In case your belt sander comes with other belt options, you may want to choose another belt with a finer grit to help you finish up a well detailed and fine look.
Keeping your Belt Sander Safe
There are high chances that your belt sander may get damaged or perhaps just the belt would get destroyed the very first time you use it. This is not because the brand you bought isn’t a good one but because you were probably ignoring some safety measures.
In keeping your belt sander safe, always make sure you keep your working table free of other items such as nails, screws and so on. This may puncture your belt and get your belt sander hooked. You really do not want this to happen.
Your belt sander, as a matter of design, will always have a lever which you can pull to change the belt. Do not pull this lever while the belt sander is still actively in motion. Switch it off and disconnect before pulling the lever and changing the belt.
When you want to clean up the sander, always opt for a belt cleaning stick to do the job for you, not soap and water. Cleaning stick helps to effectively purge out all the wood that may have built up in the sander system while working.
Some consider belt sander to be abrasive enough to sharpen basic tool items but I really do not advise it. Make sure you read through the instructions of your sander to learn whether you can do that with it. If not abstain from such task completely. After each task don’t forget to wrap it back up and keep completely away from moist and water so as not to expose it to elements that cause rust.
Because it is a somewhat mechanical tool, always keep it away from children and pets. You sure do not want to have your kids touching this extremely dangerous tool as this may result in a serious injury.

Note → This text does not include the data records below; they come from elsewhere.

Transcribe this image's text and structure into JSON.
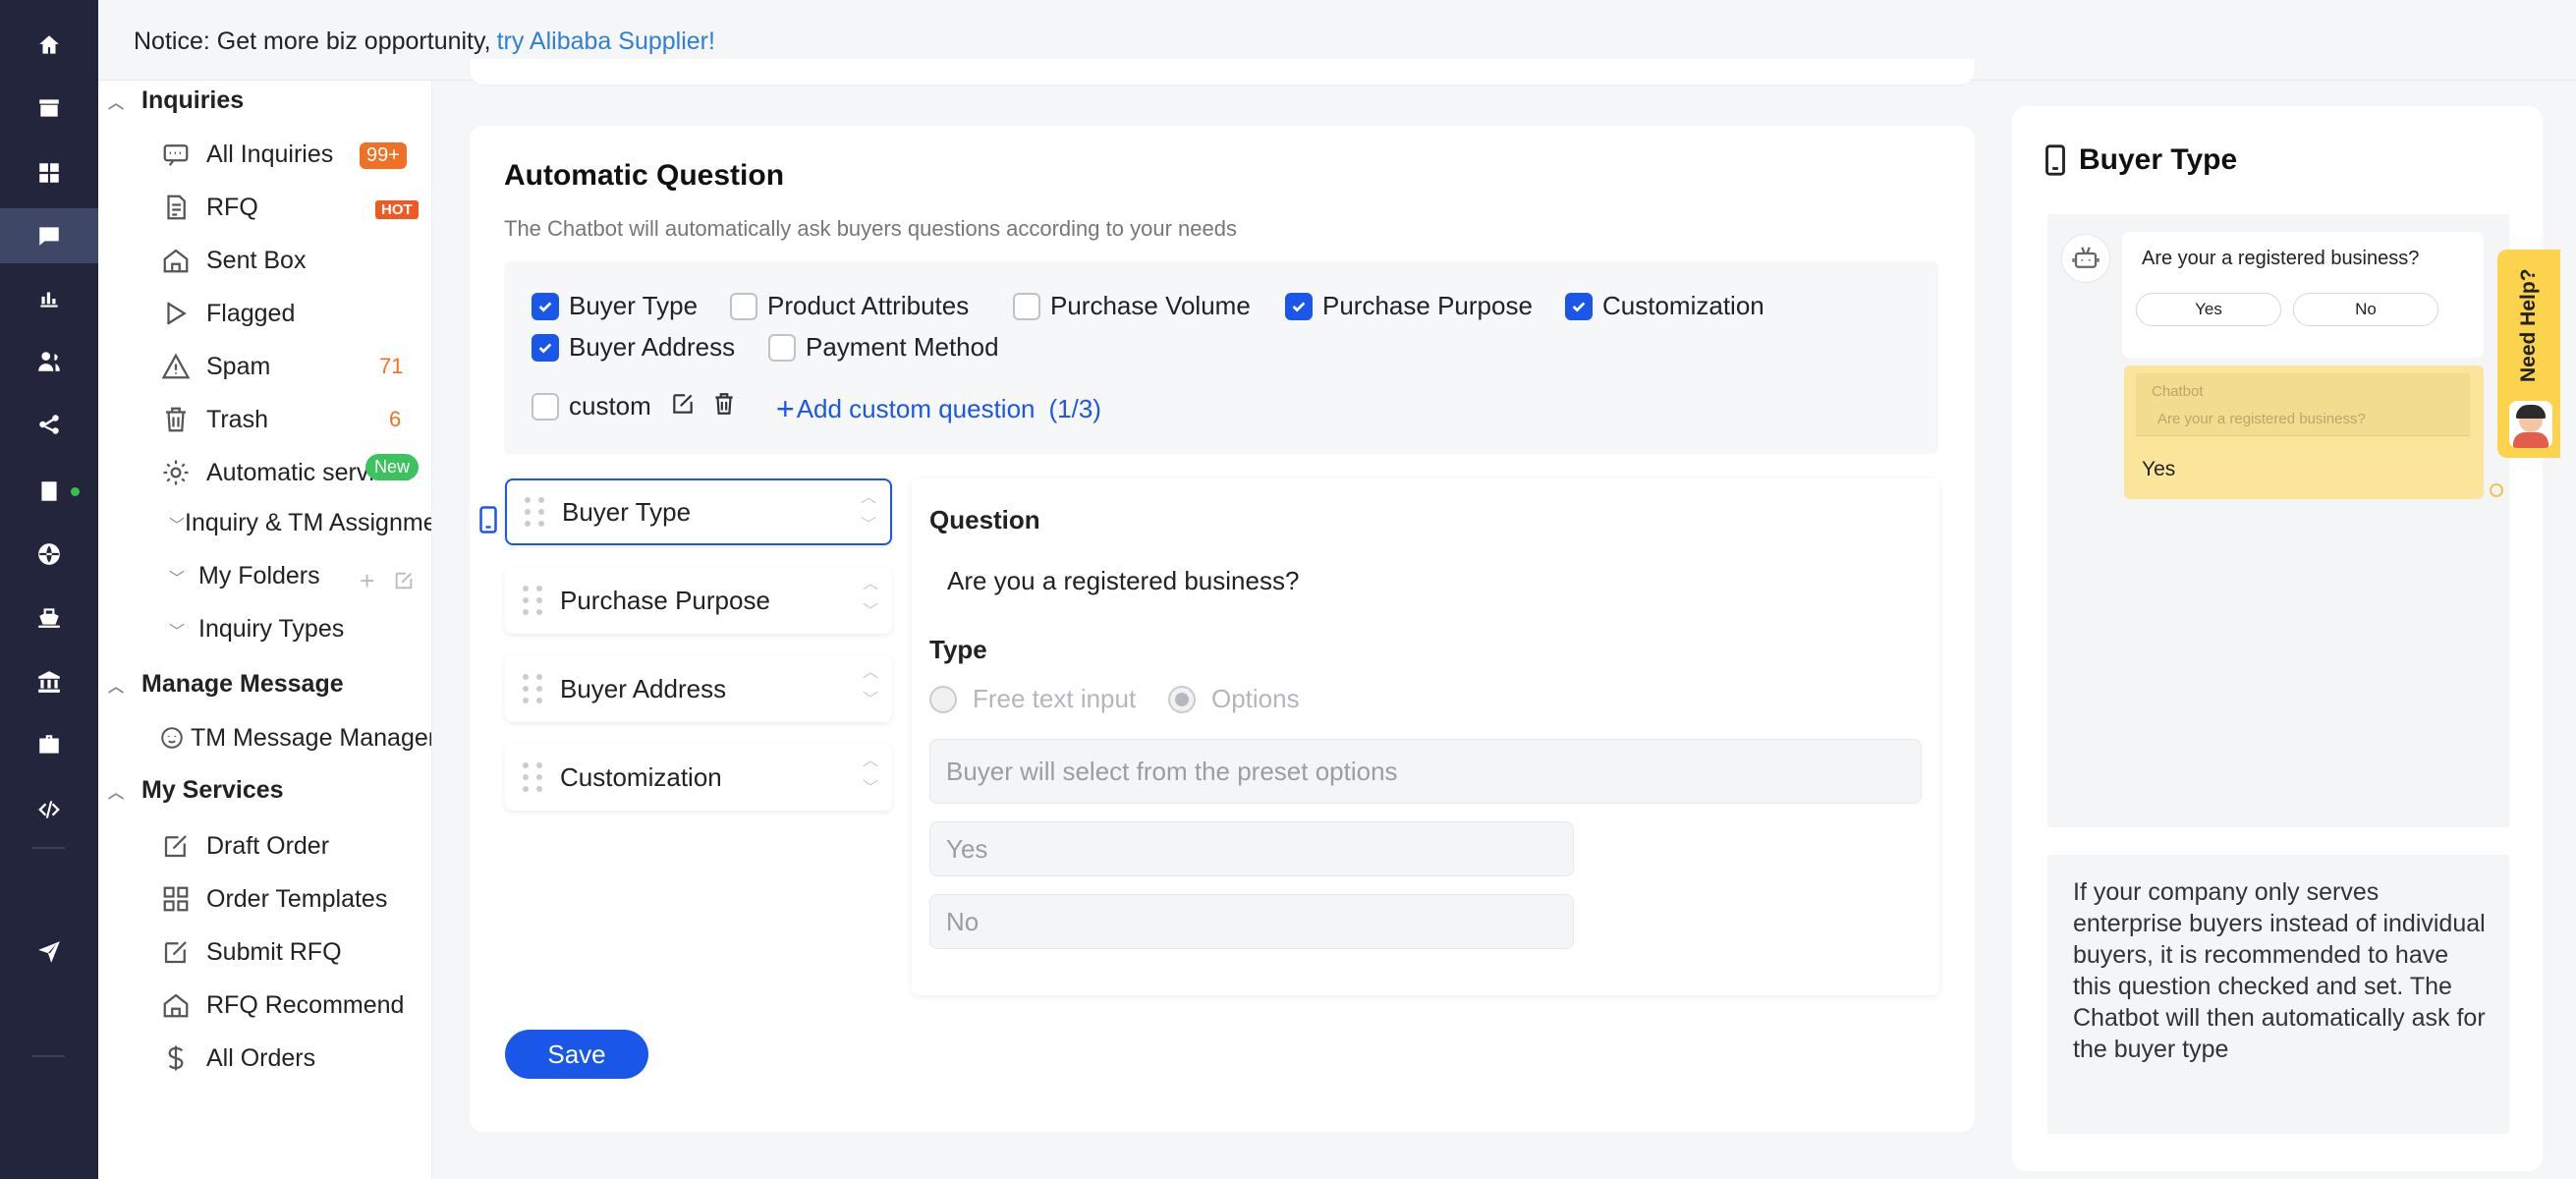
{
  "notice": {
    "prefix": "Notice: Get more biz opportunity,",
    "link": "try Alibaba Supplier!"
  },
  "rail_icons": [
    "home-icon",
    "store-icon",
    "apps-icon",
    "message-icon",
    "chart-icon",
    "users-icon",
    "share-icon",
    "orders-icon",
    "globe-icon",
    "ship-icon",
    "bank-icon",
    "briefcase-icon",
    "code-icon",
    "send-icon"
  ],
  "menu": {
    "inquiries": "Inquiries",
    "all_inquiries": "All Inquiries",
    "all_inquiries_badge": "99+",
    "rfq": "RFQ",
    "rfq_hot": "HOT",
    "sent_box": "Sent Box",
    "flagged": "Flagged",
    "spam": "Spam",
    "spam_count": "71",
    "trash": "Trash",
    "trash_count": "6",
    "automatic": "Automatic services",
    "automatic_badge": "New",
    "inquiry_tm": "Inquiry & TM Assignment",
    "my_folders": "My Folders",
    "inquiry_types": "Inquiry Types",
    "manage_message": "Manage Message",
    "tm_message": "TM Message Management",
    "my_services": "My Services",
    "draft_order": "Draft Order",
    "order_templates": "Order Templates",
    "submit_rfq": "Submit RFQ",
    "rfq_recommend": "RFQ Recommend",
    "all_orders": "All Orders"
  },
  "main": {
    "title": "Automatic Question",
    "subtitle": "The Chatbot will automatically ask buyers questions according to your needs",
    "options": [
      {
        "label": "Buyer Type",
        "checked": true
      },
      {
        "label": "Product Attributes",
        "checked": false
      },
      {
        "label": "Purchase Volume",
        "checked": false
      },
      {
        "label": "Purchase Purpose",
        "checked": true
      },
      {
        "label": "Customization",
        "checked": true
      },
      {
        "label": "Buyer Address",
        "checked": true
      },
      {
        "label": "Payment Method",
        "checked": false
      }
    ],
    "custom_label": "custom",
    "add_custom": "Add custom question",
    "add_custom_count": "(1/3)",
    "questions": [
      "Buyer Type",
      "Purchase Purpose",
      "Buyer Address",
      "Customization"
    ],
    "detail": {
      "question_heading": "Question",
      "question_text": "Are you a registered business?",
      "type_heading": "Type",
      "type_free": "Free text input",
      "type_options": "Options",
      "options_hint": "Buyer will select from the preset options",
      "option_yes": "Yes",
      "option_no": "No"
    },
    "save": "Save"
  },
  "preview": {
    "title": "Buyer Type",
    "bubble_question": "Are your a registered business?",
    "btn_yes": "Yes",
    "btn_no": "No",
    "quote_sender": "Chatbot",
    "quote_text": "Are your a registered business?",
    "reply": "Yes",
    "need_help": "Need Help?",
    "description": "If your company only serves enterprise buyers instead of individual buyers, it is recommended to have this question checked and set. The Chatbot will then automatically ask for the buyer type"
  }
}
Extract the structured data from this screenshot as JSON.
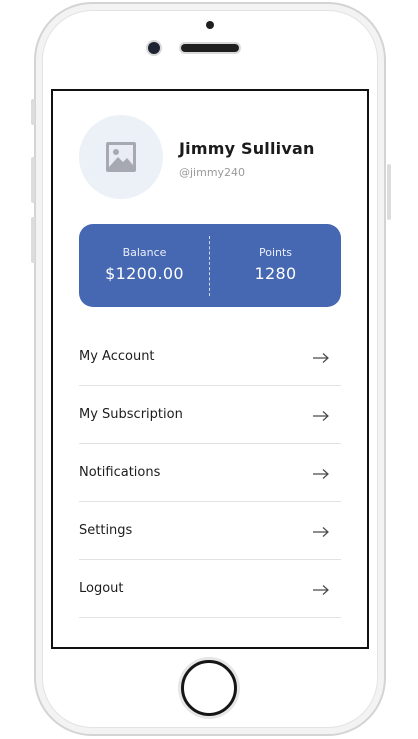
{
  "profile": {
    "name": "Jimmy Sullivan",
    "handle": "@jimmy240",
    "avatar_icon": "image-placeholder-icon"
  },
  "wallet": {
    "balance_label": "Balance",
    "balance_value": "$1200.00",
    "points_label": "Points",
    "points_value": "1280"
  },
  "menu": {
    "items": [
      {
        "label": "My Account",
        "icon": "arrow-right-icon"
      },
      {
        "label": "My Subscription",
        "icon": "arrow-right-icon"
      },
      {
        "label": "Notifications",
        "icon": "arrow-right-icon"
      },
      {
        "label": "Settings",
        "icon": "arrow-right-icon"
      },
      {
        "label": "Logout",
        "icon": "arrow-right-icon"
      }
    ]
  },
  "colors": {
    "accent": "#4667b2",
    "avatar_bg": "#ecf1f8",
    "text_primary": "#1b1b1b",
    "text_muted": "#9a9a9a",
    "divider": "#e2e2e2"
  }
}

Belt sanders are really essential tools for people that deal a lot with wood finishing. In a world that has provided us with a simple machine that puts an end to the stress of manually sending a surface, you shouldn’t be left out from benefitting. Belt sanders are very basic to use and most brands often have a detailed manual on any unique feature they are trying to introduce to you.
With a belt sander, you are going to be saving a lot of time, energy and even money. You also would be adding more value to your work as it will definitely come out finer and more detailed with a belt sander than manual sanding. With all of these benefits, what else are you waiting for?